The Red Corsair ran, untroubled by the slippery edges of the dank deck, and reached for the former station worker. Maruc screamed, inhaling flies as he was dragged from his feet with the creature’s grip on his ankle. Hanging upside down, Maruc still fired through the flies, each shot stitching into the armour and doing nothing.
“Not you,” the Corsair told him. He slammed Maruc against the wall, breaking his head open, and tossed the ragdoll body into the sick fluid pool. “Not him.”
Hound had to reload. His bandaged hands worked with surprising efficiency, slotting home shell after shell as he backed up, careful not to slip. Just as he cracked the shotgun straight and chambered a round, the Corsair leapt for him.
He didn’t scream, or thrash, or soil himself as Maruc had done. He let the creature lift him, and once brought up to the monster’s face, he fed it his shotgun barrel.

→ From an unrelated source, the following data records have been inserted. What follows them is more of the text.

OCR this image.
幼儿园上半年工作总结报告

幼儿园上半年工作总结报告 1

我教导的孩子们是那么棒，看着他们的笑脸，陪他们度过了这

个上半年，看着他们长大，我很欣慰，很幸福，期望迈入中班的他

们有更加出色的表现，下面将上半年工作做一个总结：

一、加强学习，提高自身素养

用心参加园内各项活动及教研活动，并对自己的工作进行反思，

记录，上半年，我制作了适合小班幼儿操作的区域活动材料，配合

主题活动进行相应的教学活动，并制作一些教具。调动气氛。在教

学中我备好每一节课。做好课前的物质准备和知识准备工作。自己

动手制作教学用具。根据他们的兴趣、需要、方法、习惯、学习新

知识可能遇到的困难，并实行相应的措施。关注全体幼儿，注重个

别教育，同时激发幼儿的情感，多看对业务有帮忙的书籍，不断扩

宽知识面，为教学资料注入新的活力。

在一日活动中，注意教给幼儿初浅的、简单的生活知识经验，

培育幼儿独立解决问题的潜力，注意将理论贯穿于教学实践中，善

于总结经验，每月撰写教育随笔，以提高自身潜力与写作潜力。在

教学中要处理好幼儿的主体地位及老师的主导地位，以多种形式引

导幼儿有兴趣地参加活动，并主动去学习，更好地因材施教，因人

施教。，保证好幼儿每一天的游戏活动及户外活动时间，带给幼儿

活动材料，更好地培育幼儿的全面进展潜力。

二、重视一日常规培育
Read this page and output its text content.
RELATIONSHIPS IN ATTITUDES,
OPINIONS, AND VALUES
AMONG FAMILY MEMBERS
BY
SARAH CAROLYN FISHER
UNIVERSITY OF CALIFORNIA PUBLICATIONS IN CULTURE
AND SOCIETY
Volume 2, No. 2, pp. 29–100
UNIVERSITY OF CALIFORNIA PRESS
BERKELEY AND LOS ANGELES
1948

No defiant last words for Hound. No quip or courageous laugh. He clenched his teeth, stared with blind eyes, and pulled the trigger over. The first shot blasted the beast’s fangs to powder and made mincemeat of its tongue. The second blew the contents of its maw out the back of its throat.
There was no third shot. The Corsair hammered its fist into Hound’s chest with a wet, snapping crunch, and hurled the body aside with far greater malice than it had thrown Maruc. Hound missed the water completely, pitching clean over the pool and hitting the far wall with an ear-aching crack. He tumbled to the decking, boneless and still.
Septimus stood next to Octavia, their fire twinned and achieving next to nothing.
“Your eye…”
“Won’t work,” she breathed.
“Then run.”
She stopped, almost trembling, a question in her eyes.